Iron Maiden, la storia di "Virus"
Sarà nelle librerie dal 19 giugno "Children of the damned - Testi e canzoni degli Iron Maiden dalle origini a Senjutsu" (352 pagine, 20 euro) pubblicato nella collana Le Tormente dall'editore Tsunami e scritto da Stefano Cerati.
Spiega l'autore:
Gli Iron Maiden non sono mai stati una concept band basata soprattutto su un solo argomento, ma anzi hanno esplorato più risvolti dei mondi dell’heavy metal. Hanno toccato con successo i temi della vita da strada, il fantasy, la Storia e la guerra, la morte e gli assassini, la fantascienza, il senso della vita, l’horror e la religione, dimostrandosi una band completa, multiforme e in grado di stimolare sempre la fantasia degli ascoltatori. I due autori principali, Steve Harris e Bruce Dickinson, hanno stili a volte diversi, ma anche complementari, e trovano spesso un terreno comune nella Storia, nell’horror e nel fantasy. Ed è per questo che, dopo tanti anni, ho voluto realizzare il mio personale tributo agli Iron Maiden, commentando tutti i loro testi originali. In questo libro troverete dunque tutte le canzoni presenti negli album – al netto delle strumentali – e anche le bonus track delle varie edizioni (oltre a "Virus", che è l’unica traccia di senso compiuto a non essere mai finita su un album neppure come bonus), per un totale di 174 pezzi.

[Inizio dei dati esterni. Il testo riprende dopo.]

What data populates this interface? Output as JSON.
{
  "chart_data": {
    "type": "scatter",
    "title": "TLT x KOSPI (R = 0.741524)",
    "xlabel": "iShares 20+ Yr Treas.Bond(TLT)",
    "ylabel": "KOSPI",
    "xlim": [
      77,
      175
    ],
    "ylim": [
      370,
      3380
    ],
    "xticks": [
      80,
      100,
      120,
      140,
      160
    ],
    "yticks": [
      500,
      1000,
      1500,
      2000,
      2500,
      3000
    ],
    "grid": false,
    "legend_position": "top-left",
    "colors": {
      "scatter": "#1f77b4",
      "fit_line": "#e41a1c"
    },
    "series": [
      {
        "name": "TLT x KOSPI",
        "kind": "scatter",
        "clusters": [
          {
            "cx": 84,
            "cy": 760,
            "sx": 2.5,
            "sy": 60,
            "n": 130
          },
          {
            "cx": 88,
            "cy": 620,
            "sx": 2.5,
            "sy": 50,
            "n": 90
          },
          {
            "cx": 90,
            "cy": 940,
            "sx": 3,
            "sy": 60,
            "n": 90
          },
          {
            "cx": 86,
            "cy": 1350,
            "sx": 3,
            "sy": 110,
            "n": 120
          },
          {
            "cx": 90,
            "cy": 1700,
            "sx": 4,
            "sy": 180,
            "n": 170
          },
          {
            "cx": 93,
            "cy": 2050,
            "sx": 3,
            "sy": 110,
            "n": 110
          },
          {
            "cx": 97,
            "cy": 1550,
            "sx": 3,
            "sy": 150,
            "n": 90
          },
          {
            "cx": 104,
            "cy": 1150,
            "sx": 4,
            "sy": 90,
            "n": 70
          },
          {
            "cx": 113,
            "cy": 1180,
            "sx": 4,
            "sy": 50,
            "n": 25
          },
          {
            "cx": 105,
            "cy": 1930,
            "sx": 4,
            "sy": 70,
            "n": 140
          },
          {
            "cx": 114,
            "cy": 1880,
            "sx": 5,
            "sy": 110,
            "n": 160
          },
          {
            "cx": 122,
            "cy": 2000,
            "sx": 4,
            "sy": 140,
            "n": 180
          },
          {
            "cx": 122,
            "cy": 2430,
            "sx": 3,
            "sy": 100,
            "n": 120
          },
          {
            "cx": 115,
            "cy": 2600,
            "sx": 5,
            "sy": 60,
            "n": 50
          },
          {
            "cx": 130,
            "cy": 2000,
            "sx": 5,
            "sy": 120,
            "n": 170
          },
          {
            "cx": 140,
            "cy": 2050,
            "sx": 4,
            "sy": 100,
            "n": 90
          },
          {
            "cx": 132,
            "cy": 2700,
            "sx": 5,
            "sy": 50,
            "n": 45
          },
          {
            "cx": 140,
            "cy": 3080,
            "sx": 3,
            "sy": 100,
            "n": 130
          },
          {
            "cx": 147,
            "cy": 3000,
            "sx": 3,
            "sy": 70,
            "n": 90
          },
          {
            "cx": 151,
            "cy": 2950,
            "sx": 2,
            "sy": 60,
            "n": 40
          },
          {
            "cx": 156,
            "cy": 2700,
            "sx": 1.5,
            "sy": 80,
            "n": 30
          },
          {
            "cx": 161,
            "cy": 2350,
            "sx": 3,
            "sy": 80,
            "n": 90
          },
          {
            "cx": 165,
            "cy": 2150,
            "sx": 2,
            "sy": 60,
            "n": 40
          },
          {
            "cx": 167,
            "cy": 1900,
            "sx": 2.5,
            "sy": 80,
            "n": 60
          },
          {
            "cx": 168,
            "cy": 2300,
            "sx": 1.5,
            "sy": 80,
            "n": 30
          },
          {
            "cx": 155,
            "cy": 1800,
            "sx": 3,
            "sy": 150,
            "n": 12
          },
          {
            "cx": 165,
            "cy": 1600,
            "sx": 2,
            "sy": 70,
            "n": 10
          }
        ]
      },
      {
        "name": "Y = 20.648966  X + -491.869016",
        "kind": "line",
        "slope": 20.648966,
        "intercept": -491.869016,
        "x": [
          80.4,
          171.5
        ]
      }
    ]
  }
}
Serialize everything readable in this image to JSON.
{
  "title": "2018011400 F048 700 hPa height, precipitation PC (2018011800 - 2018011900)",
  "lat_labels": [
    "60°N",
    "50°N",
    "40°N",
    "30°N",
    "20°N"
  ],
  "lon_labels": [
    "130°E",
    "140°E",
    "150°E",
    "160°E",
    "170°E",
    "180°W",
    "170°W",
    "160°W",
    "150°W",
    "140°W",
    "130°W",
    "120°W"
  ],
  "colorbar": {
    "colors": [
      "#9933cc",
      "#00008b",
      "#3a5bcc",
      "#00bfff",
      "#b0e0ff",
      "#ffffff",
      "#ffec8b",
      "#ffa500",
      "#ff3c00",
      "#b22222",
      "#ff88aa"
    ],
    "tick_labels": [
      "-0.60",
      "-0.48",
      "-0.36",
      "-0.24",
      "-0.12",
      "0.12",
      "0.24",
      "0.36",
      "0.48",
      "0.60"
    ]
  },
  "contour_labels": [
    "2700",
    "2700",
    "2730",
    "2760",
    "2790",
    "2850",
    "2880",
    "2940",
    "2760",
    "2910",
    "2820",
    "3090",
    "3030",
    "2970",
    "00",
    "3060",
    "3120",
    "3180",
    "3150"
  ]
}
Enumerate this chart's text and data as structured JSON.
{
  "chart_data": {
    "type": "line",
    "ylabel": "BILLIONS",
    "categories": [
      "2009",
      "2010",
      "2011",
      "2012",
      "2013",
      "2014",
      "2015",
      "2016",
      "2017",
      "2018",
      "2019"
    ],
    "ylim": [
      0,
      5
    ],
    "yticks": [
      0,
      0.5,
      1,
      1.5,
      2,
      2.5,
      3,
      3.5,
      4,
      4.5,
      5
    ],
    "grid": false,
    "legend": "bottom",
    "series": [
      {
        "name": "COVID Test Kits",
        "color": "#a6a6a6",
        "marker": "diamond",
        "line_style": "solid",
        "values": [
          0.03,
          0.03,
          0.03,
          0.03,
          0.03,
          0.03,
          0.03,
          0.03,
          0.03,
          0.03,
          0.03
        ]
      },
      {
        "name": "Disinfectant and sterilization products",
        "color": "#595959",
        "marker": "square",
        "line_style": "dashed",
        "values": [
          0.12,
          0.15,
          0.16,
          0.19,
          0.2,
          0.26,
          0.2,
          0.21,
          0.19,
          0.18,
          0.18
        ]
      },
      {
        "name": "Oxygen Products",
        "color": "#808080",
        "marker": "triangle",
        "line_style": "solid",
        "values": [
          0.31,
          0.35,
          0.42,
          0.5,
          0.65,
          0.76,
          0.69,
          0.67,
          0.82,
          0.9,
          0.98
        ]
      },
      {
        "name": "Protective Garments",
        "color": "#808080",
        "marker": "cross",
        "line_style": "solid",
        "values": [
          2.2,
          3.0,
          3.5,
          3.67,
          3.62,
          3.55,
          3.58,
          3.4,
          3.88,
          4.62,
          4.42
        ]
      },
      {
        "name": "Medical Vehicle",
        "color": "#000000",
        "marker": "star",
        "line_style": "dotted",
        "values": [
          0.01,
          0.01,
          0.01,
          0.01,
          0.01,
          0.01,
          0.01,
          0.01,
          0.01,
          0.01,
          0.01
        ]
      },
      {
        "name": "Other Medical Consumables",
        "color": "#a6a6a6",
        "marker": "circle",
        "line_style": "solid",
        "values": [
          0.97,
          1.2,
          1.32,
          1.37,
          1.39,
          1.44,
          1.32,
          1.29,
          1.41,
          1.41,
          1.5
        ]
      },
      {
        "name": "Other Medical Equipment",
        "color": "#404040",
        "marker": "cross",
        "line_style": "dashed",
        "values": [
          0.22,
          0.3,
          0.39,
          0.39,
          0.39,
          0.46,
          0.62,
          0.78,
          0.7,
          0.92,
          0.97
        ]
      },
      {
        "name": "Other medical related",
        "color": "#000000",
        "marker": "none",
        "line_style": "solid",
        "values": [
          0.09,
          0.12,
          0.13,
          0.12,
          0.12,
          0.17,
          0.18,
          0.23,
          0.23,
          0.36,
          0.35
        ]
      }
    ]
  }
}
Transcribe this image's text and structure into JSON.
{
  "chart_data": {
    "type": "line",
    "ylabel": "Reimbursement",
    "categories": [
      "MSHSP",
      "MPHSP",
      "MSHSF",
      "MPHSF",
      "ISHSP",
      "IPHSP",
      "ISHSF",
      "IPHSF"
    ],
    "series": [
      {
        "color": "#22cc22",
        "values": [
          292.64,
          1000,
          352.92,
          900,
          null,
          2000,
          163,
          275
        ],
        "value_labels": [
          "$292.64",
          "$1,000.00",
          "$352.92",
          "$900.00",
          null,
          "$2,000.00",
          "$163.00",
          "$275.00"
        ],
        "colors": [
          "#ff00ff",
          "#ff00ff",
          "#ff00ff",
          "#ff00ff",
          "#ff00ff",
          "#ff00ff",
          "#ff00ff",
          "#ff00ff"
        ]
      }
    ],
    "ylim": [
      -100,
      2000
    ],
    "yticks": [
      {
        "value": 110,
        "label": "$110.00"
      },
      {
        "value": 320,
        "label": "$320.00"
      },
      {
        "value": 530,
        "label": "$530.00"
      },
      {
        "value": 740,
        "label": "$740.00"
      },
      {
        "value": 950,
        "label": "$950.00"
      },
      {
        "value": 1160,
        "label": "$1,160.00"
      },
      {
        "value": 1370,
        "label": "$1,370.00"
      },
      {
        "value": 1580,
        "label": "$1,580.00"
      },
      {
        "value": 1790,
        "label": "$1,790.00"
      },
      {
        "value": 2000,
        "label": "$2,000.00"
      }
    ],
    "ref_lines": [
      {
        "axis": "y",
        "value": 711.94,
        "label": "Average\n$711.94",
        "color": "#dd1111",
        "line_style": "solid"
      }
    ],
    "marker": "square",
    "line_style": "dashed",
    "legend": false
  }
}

Per gentile concessione di Tsunami pubbichiamo qui la scheda di "Virus".
VIRUS
There’s an evil virus that’s threatening mankind
Not state of the art, a serious state of the mind
The muggers, the backstabbers, the two faced elite
A menace to society, a social disease.
C’è un virus malvagio che sta minacciando l’umanità
Non è lo stato dell’arte, è un serio stato d’animo
I rapinatori, chi pugnala alle spalle, l’élite dalla doppia faccia
Una minaccia per la società, una malattia sociale.
Questa è l’unica canzone degli Iron Maiden a non far parte di un album il cui testo valga la pena commentare. Registrata nel 1996, dopo la pubblicazione di The X Factor, è stata pubblicata solo come singolo e poi inclusa nella raccolta The Best of the Beast.
È la risposta della band a tutte le critiche e alle brutte recensioni ricevute dalla stampa inglese negli anni e che magari erano diventate più frequenti durante il periodo con Blaze Bayley. In questo caso la band si vuole prendere una rivincita. È come se dicesse: «Ok, ci avete distrutto sulla stampa, adesso è il nostro turno, ecco che cosa abbiamo da dire su di voi».
Steve Harris ha avuto modo di commentare che era abbastanza frustrante leggere tutte quelle recensioni negative, anche negli anni 350
Ottanta, soprattutto quelle dei singoli che venivano regolarmente massacrati. Il peggio per lui derivava dal fatto che alcuni giornalisti fossero prevenuti e altri invece non avessero neanche ascoltato gli album di cui scrivevano.
Come tutte le band che dicono di non fare caso alle reazioni della stampa, non è vero, agli Iron Maiden importava e soffrivano quando, dopo aver messo tanto lavoro e tanto impegno in un album, questo veniva demolito in cinque minuti.
Il testo è davvero pungente e sarcastico e i giornalisti vengono paragonati a un virus, una malattia per l’umanità che colpisce la mente. Si fanno beffe di questa élite dalla doppia faccia che magari saluta e poi ti pugnala alle spalle.
Vengono chiamati «rape of mind», stupri mentali, per sottolineare la brutalità del loro atteggiamento. Vengono a mangiare con te ai buffet offerti e poi non aspettano altro che una parola sbagliata per criticarti.
Ti vengono incontro sorridenti e ti stringono la mano, ma appena ti giri sono pronti a ingannarti. Quando pensi di essere al sicuro loro stanno affilando «i loro coltelli di carta». Ti distruggono e ci provano gusto. Vogliono fare affondare la nave e poi abbandonarla. Sono i topi in cantina, e loro sanno chi sono.